Une nouvelle et brillante illustration de 4 chefs-d’œuvre

Messes brèves BWV 233 à 236

Par Pierre-Emmanuel Lephay | dim 31 Octobre 2010 | Imprimer
Les Messes brèves de Bach (brèves parce qu’elles ne comportent que le Kyrie et le Gloria) n’ont guère suscité d’estime de la part de certains musicologues, Spitta les qualifiait de « bouquet fané » tandis que, comme le rappelle Raphaël Pichon dans la notice des présents CD, Albert Schweitzer en parlait comme de compositions « superficielles et dénuées de tout sens » pour la seule raison qu’il s’agissait, aux trois-quart, de « parodies », c’est-à-dire de mouvements de cantates préexistants retravaillés pour l’occasion.
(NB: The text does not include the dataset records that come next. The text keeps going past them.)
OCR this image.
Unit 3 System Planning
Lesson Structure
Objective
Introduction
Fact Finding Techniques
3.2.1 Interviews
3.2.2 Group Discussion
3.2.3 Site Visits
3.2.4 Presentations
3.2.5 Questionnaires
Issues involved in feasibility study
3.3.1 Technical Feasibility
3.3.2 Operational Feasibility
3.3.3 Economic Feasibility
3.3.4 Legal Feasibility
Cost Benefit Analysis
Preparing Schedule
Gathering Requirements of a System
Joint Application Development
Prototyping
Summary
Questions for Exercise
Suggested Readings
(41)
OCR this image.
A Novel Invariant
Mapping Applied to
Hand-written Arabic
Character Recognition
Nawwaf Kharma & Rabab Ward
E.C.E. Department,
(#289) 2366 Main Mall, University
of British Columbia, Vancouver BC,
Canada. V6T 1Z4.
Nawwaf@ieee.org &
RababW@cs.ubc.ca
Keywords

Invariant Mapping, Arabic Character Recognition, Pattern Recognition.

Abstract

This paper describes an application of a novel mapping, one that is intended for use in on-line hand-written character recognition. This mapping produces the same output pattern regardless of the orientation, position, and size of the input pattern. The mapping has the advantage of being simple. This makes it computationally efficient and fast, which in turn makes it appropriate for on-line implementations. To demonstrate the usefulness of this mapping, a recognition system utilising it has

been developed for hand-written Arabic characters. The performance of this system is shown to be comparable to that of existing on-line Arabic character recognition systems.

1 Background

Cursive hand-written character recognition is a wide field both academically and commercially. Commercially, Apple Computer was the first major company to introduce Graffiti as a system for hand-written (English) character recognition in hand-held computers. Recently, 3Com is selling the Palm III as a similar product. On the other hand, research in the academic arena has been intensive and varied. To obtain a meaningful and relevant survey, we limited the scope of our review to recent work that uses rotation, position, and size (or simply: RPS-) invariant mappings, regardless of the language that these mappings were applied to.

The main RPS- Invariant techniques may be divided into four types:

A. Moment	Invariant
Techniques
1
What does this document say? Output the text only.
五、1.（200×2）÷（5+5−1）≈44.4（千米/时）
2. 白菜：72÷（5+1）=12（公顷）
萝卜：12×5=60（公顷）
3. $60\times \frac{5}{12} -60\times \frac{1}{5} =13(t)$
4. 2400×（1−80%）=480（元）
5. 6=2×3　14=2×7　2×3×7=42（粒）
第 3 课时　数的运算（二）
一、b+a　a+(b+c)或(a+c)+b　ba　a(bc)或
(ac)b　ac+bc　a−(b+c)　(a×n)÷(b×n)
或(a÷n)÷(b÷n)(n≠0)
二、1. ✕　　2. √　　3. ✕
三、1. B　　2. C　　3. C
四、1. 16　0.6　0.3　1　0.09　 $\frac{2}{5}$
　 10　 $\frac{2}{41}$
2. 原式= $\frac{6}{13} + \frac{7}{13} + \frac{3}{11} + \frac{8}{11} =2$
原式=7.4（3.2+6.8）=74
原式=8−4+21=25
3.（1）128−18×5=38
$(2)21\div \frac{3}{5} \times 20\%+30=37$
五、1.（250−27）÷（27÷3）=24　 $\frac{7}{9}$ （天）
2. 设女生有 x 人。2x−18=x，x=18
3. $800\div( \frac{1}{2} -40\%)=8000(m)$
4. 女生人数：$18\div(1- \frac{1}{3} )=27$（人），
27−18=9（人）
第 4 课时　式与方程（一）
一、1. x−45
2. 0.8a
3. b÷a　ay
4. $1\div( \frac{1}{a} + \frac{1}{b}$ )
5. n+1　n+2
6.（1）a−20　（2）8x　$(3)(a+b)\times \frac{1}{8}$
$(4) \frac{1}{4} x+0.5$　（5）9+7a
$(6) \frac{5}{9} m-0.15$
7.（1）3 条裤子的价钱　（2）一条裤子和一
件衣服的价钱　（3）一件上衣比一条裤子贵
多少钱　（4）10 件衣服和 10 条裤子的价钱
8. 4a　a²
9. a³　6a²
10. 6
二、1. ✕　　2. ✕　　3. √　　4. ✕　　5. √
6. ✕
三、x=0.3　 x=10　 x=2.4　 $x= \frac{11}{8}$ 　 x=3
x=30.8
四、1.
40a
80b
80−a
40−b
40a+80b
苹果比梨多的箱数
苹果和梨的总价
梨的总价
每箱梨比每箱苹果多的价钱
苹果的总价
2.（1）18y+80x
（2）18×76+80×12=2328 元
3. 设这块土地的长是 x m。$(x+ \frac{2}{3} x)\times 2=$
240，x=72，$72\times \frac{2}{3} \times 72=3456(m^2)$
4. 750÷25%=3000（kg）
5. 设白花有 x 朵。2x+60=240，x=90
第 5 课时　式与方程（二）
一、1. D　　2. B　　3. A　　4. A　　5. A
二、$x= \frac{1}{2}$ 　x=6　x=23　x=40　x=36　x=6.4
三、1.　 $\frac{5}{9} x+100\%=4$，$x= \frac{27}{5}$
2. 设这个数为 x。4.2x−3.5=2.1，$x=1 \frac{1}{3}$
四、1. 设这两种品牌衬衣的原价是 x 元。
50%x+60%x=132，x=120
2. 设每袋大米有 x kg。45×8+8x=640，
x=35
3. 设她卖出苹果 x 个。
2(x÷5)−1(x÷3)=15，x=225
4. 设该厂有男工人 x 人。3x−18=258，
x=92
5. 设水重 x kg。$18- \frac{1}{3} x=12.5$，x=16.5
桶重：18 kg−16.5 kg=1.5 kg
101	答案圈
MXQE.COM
Le nombre grandissant d’enregistrements de ces petits bijoux durant les vingt dernières années révèlent qu’un tel avis a été balayé, et c’est heureux.
Il faut bien songer qu’à l’époque de Bach, la soif de nouveauté du public (ou du moins l’usage qui voulait que l’on ne rejouât que rarement une même œuvre) réclamait de la part des compositeurs une masse de travail considérable ; que l’on songe ainsi à la quarantaine d’opéras de Haendel, aux 200 cantates de Bach, aux 500 concertos de Vivaldi, sans parler de Telemann, sans doute le plus grand débiteur de musique de l’histoire (1400 cantates par exemple) ! 
Reprendre une ancienne œuvre (ou celle d’un autre compositeur) afin d’un recréer une nouvelle était donc un geste naturel, qui, de plus, passait sans doute inaperçu aux oreilles des contemporains.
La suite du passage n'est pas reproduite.